STUDY FUNDING/COMPETING INTEREST(S): This study was funded by Vitrolife A/S, Denmark and Vitrolife AB, Sweden. B.M.P.’scompany BMP Analytics is performing consultancy for Vitrolife A/S. M.B. is employed at Vitrolife A/S. M.M.’s company ilabcomm GmbH received honorarium for consultancy from Vitrolife AB. D.K.G. received research support from Vitrolife AB.
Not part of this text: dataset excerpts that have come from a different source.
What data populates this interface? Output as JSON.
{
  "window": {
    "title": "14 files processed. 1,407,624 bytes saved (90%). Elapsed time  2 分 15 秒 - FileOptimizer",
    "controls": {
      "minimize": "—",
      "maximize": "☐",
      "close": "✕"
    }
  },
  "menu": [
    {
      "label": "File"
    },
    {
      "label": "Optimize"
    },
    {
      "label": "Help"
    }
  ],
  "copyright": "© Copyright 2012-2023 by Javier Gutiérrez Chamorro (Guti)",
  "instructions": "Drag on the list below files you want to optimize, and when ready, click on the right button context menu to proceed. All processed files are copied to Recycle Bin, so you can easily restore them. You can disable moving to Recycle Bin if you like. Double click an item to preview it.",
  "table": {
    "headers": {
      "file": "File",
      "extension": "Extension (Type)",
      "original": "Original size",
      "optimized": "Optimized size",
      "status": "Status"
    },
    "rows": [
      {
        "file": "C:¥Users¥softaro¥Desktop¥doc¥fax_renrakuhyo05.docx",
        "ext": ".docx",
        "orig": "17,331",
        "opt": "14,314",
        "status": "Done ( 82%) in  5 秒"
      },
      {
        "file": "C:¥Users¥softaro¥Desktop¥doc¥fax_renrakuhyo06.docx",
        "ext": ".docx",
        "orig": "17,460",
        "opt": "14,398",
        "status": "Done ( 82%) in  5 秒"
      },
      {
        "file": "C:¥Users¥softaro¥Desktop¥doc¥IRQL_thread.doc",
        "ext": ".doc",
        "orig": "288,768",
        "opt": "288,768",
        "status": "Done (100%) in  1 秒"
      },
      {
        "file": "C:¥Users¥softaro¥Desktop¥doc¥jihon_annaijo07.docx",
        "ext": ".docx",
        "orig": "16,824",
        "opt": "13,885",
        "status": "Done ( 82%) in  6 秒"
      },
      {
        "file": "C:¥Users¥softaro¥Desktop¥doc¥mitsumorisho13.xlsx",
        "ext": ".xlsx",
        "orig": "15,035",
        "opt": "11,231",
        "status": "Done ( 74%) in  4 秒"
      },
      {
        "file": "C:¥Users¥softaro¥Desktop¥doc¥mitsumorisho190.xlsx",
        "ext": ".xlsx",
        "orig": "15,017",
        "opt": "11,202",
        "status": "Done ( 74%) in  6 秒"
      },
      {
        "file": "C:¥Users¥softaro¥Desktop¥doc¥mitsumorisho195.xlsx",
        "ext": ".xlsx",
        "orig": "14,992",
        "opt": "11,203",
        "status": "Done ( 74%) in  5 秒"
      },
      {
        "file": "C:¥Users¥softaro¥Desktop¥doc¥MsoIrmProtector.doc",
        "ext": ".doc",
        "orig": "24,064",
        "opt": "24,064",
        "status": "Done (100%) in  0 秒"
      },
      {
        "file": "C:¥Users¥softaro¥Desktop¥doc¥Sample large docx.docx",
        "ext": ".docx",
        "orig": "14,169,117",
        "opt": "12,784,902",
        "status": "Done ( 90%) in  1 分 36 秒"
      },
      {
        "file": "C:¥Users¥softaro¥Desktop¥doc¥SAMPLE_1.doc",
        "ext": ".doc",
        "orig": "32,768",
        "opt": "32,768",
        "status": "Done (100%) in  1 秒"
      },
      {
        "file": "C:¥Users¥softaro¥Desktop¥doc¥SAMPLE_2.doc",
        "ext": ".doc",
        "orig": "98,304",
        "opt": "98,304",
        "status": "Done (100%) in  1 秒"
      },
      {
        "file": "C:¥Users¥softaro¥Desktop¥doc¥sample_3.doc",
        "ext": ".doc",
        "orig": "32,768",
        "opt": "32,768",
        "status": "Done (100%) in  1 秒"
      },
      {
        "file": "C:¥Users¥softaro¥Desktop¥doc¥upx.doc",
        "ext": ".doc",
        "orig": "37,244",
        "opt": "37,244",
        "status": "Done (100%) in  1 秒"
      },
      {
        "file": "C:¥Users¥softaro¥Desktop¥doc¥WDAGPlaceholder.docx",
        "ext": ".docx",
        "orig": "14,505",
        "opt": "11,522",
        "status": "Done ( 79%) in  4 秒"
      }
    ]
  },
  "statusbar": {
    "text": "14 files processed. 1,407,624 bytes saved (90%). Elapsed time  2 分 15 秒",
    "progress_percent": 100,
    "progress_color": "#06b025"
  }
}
Key words: time-lapse / algorithm / decision support tool / prediction model / morphokinetic / implantation / embryo selection /Blastocyst
摘要：到目前為止，尚隻有適用於預測囊胚形成的算法已經被開發出來。許多生殖中心報告了經過驗證的著床預測算法，這些算法是根據特定中心的培養條件和臨床環境開發的。然而，基於胚胎實際著床結果的普遍適用算法還沒有被報道。本研究回顧性評估了2009年至2014年間在24家中心進行的第3天移植的3275枚胚胎的已知植入數據（KID）。這些數據代表了不同的培養條件（減少氧含量或者使用不同培養基）和受精方法（IVF，ICSI），預測囊胚的形成是根據來自培養到第5天的11 218個胚胎的一組獨立的形態動力學數據進行評估的。該算法是通過將自動遞歸分區應用於大量注釋類型和導出的方程，對完整數據集進行了五次交叉驗證測試，並對不同的培養條件和受精方法進行了驗證測試。結果表示為樣本當前的特性曲線，通過曲線下麵積（AUC）來建立算法的預測強度 , 即 KIDScore D3算法，該算法基於六種注解（1細胞階段原核的均數2，1細胞階段從授精到原核消失的時間，從授精開始的時間到2細胞階段，從受精到3細胞階段的時間，從受精到5細胞階段的時間，從受精到8細胞階段），將胚胎分為五組，預測胚胎的著床潛力為0.650。KIDScore D3算法能夠以0.745的AUC預測囊胚發育，並以0.679的AUC預測囊胚質量。在囊胚預測的比較中，包括其他六個已發布的算法和KIDScore D3，隻有KIDScore D3和另一個算法在預測能力方麵超過了基於常規Alpha / ESHRE共識時構建的算法。由於無法進行某些形態學評估，有三個算法沒有得到充分利用，因此可能處於不利地位。基於 KIDScore D3算法需要進行調整，以能夠預測第5天胚胎移植的著床潛力。當前的研究受到其回顧性數據和缺乏胎兒活產信息的限製，因此未來研究中為了確定時差培養技術和形態動力學評估的價值，需要做前瞻性隨機對照試驗。